Dieses Ergebnis wird bestätigt durch den Sinn des § 8 Abs. 2 Nr. 2 WStG. Dieser soll die Finanzierung der Einfuhrgeschäfte im Inland erleichtern (Judeich, a. a. O., § 8 Anm. II 2. S. 54; Ziegler, a. a. O., § 8 Anm. 2 S. 19). Diesem Zweck der Vorschrift gegenüber ist kein vernünftiger Grund zu erkennen, weshalb in der Höhe der Besteuerung unterschieden werden sollte zwischen den Wechseln, welche dem formal regelmäßigen Ablauf entsprechend vom Aussteller aus dem Ausland an den Bezogenen im Inland zur Annahme gesandt und von diesen zurückgegeben werden und den - im Wirtschaftsverkehr häufigen (Judeich, a. a. O., § 1 Anm. 3 S. 29; vgl. Haase, a. a. O., § 1 Anm. 1 S. 59) - zunächst unvollständigen Akzepten, welche von dem späteren Bezogenen ausgehen und mit dessen Annahmeerklärung an den späteren Aussteller zur abredegemäßen Vervollständigung gesandt werden.

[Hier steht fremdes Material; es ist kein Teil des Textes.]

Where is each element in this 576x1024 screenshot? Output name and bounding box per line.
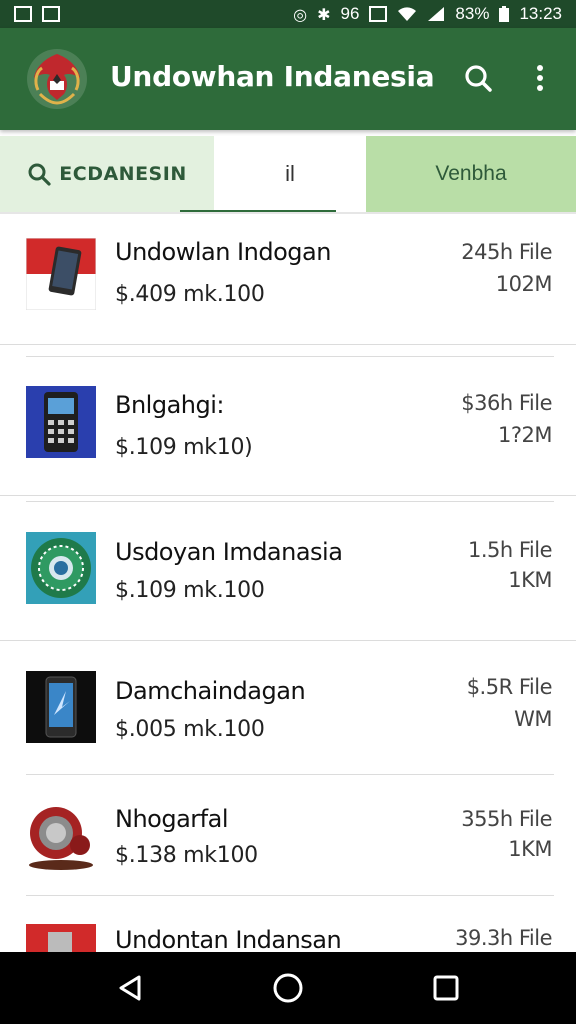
item-size: 1.5h File xyxy=(467,538,553,562)
home-button[interactable] xyxy=(268,968,308,1008)
item-downloads: WM xyxy=(514,707,552,731)
search-icon xyxy=(28,163,51,186)
battery-percent: 83% xyxy=(455,4,490,23)
home-icon xyxy=(273,973,303,1003)
list-item[interactable]: Undontan Indansan 39.3h File xyxy=(0,896,576,952)
clock: 13:23 xyxy=(519,4,562,23)
item-size: 245h File xyxy=(461,240,552,264)
tab-selected[interactable]: il xyxy=(214,136,366,212)
item-title: Undowlan Indogan xyxy=(115,238,331,266)
tab-search[interactable]: ECDANESIN xyxy=(0,136,214,212)
overflow-menu-button[interactable] xyxy=(520,58,560,98)
item-downloads: 1KM xyxy=(508,568,552,592)
item-price: $.005 mk.100 xyxy=(115,717,265,742)
item-size: $36h File xyxy=(461,391,552,415)
tab-label: ECDANESIN xyxy=(59,163,187,185)
flag-icon xyxy=(26,924,96,952)
signal-icon xyxy=(428,7,445,21)
tab-label: il xyxy=(285,161,295,186)
recents-button[interactable] xyxy=(426,968,466,1008)
more-vert-icon xyxy=(537,65,543,91)
back-button[interactable] xyxy=(110,968,150,1008)
back-icon xyxy=(119,975,141,1001)
list-item[interactable]: Damchaindagan $.005 mk.100 $.5R File WM xyxy=(0,641,576,774)
list-item[interactable]: Bnlgahgi: $.109 mk10) $36h File 1?2M xyxy=(0,357,576,495)
item-size: $.5R File xyxy=(466,675,553,699)
item-title: Bnlgahgi: xyxy=(115,391,224,419)
list-item[interactable]: Usdoyan Imdanasia $.109 mk.100 1.5h File… xyxy=(0,502,576,640)
smartphone-icon xyxy=(26,671,96,743)
item-price: $.409 mk.100 xyxy=(115,282,265,307)
search-button[interactable] xyxy=(458,58,498,98)
item-title: Undontan Indansan xyxy=(115,926,342,952)
nfc-icon: ◎ xyxy=(293,4,308,24)
item-title: Usdoyan Imdanasia xyxy=(115,538,343,566)
bluetooth-icon: ✱ xyxy=(317,4,331,24)
flag-phone-icon xyxy=(26,238,96,310)
tab-bar: ECDANESIN il Venbha xyxy=(0,136,576,214)
item-price: $.138 mk100 xyxy=(115,843,258,868)
garuda-logo-icon xyxy=(27,49,87,109)
app-list[interactable]: Undowlan Indogan $.409 mk.100 245h File … xyxy=(0,214,576,952)
item-title: Damchaindagan xyxy=(115,677,306,705)
status-bar: ◎ ✱ 96 83% 13:23 xyxy=(0,0,576,28)
vibrate-icon xyxy=(369,6,388,22)
item-downloads: 102M xyxy=(495,272,553,296)
image-icon xyxy=(14,6,32,22)
signal-text: 96 xyxy=(340,4,360,23)
recents-icon xyxy=(433,975,459,1001)
feature-phone-icon xyxy=(26,386,96,458)
battery-icon xyxy=(499,6,510,22)
item-title: Nhogarfal xyxy=(115,805,228,833)
system-nav-bar xyxy=(0,952,576,1024)
wifi-icon xyxy=(398,7,417,21)
divider xyxy=(0,344,576,345)
item-price: $.109 mk10) xyxy=(115,435,253,460)
mail-icon xyxy=(42,6,60,22)
item-downloads: 1?2M xyxy=(498,423,553,447)
divider xyxy=(0,495,576,496)
search-icon xyxy=(465,65,492,92)
tab-venbha[interactable]: Venbha xyxy=(366,136,576,212)
app-bar: Undowhan Indanesia xyxy=(0,28,576,130)
app-title: Undowhan Indanesia xyxy=(110,60,435,93)
item-price: $.109 mk.100 xyxy=(115,578,265,603)
item-size: 39.3h File xyxy=(455,926,552,950)
tab-label: Venbha xyxy=(435,162,507,185)
emblem-icon xyxy=(26,532,96,604)
item-size: 355h File xyxy=(461,807,552,831)
item-downloads: 1KM xyxy=(508,837,552,861)
list-item[interactable]: Undowlan Indogan $.409 mk.100 245h File … xyxy=(0,214,576,344)
speaker-icon xyxy=(29,807,93,870)
list-item[interactable]: Nhogarfal $.138 mk100 355h File 1KM xyxy=(0,775,576,895)
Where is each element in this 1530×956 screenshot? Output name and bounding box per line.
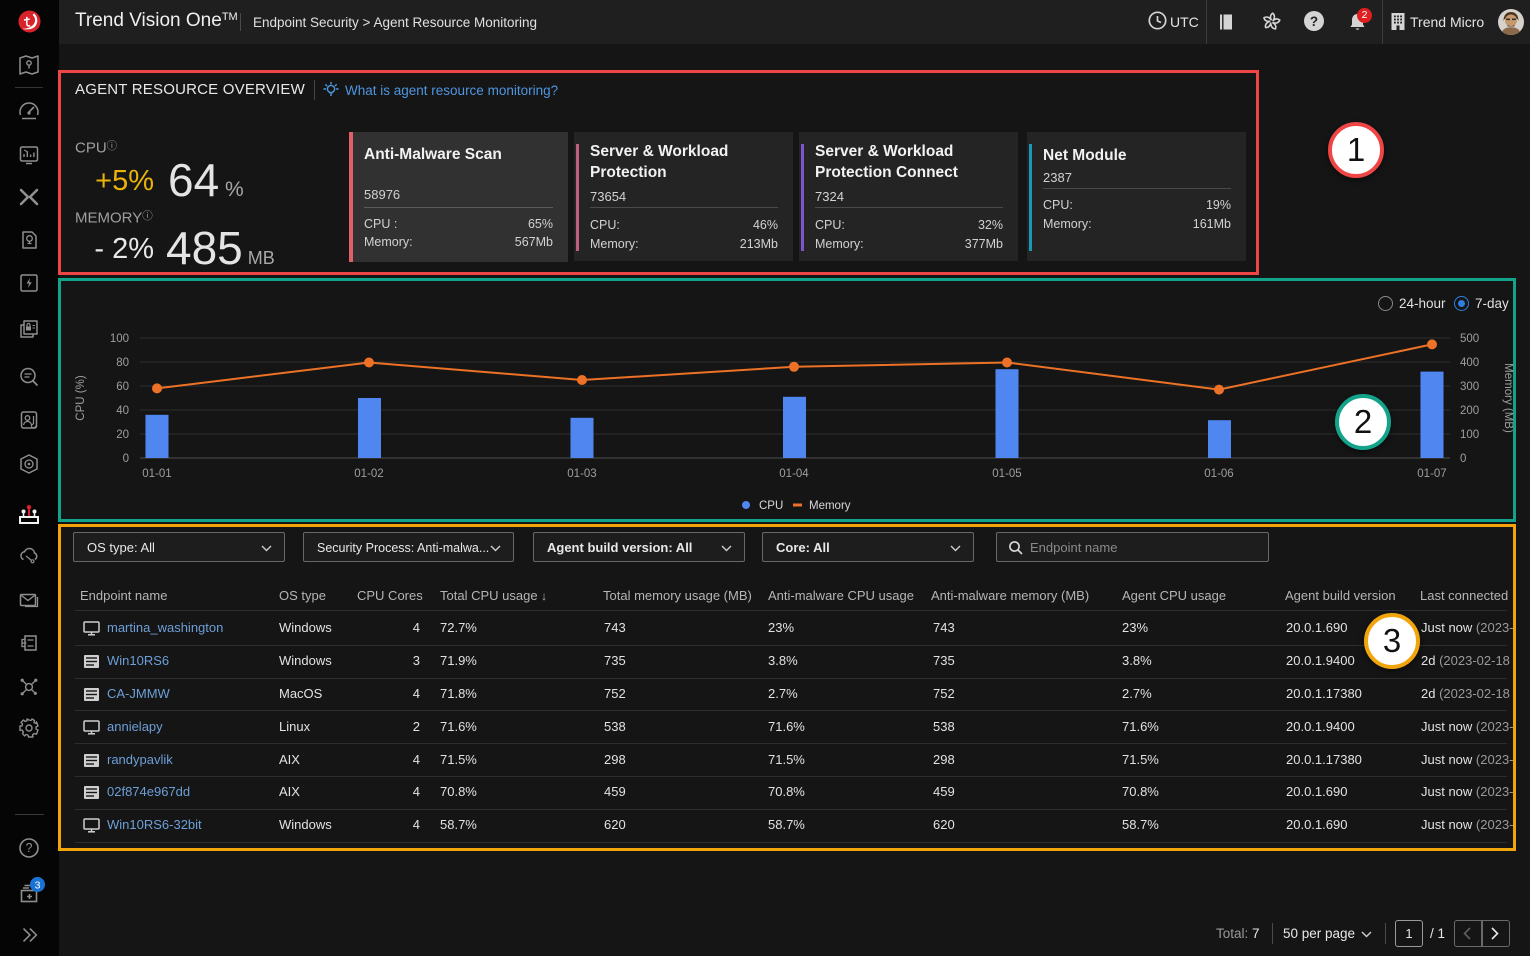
svg-text:?: ?	[26, 841, 33, 855]
svg-text:3: 3	[35, 879, 41, 891]
svg-text:?: ?	[1310, 14, 1318, 29]
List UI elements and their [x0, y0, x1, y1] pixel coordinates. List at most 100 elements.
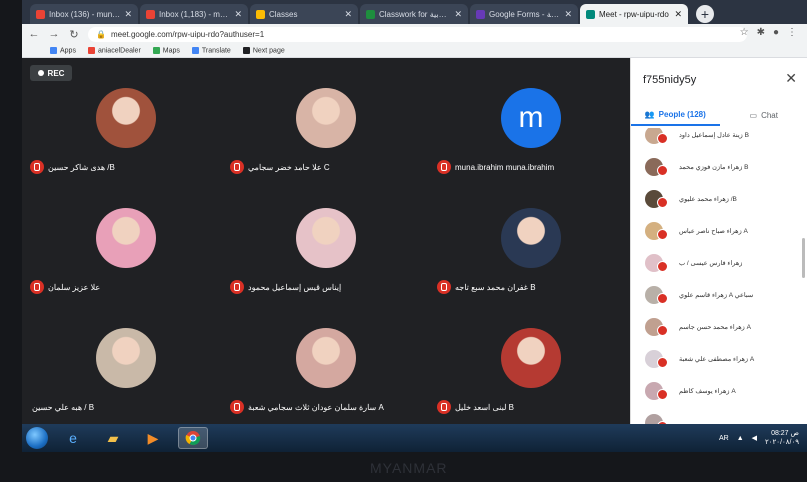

Darin sieht der Beklagte eine für die Wechselsteuer als Rechtsverkehrsteuer unzulässige wirtschaftliche Betrachtungsweise. Das trifft jedoch nicht zu. Denn es geht hier nicht um die Frage, ob die grundsätzlich auf Rechtsvorgänge abstellenden Tatbestandsmerkmale der Wechselsteuer durch eine wirtschaftliche Betrachtung modifiziert werden sollen; Inhalt und Grenzen des § 1 StAnpG können daher dahingestellt bleiben. Maßgebend ist vielmehr die auch außerhalb des Steuerrechts geltende Erkenntnis, daß in den Schranken zulässiger Auslegung der Sinn einer Vorschrift, die wirtschaftliche Zwecke verfolgt, nicht anders erfaßt werden kann als durch Prüfung eben dieser Zwecke. Diesen ist, solange der Wortlaut des Gesetzes es gestattet, Rechnung zu tragen.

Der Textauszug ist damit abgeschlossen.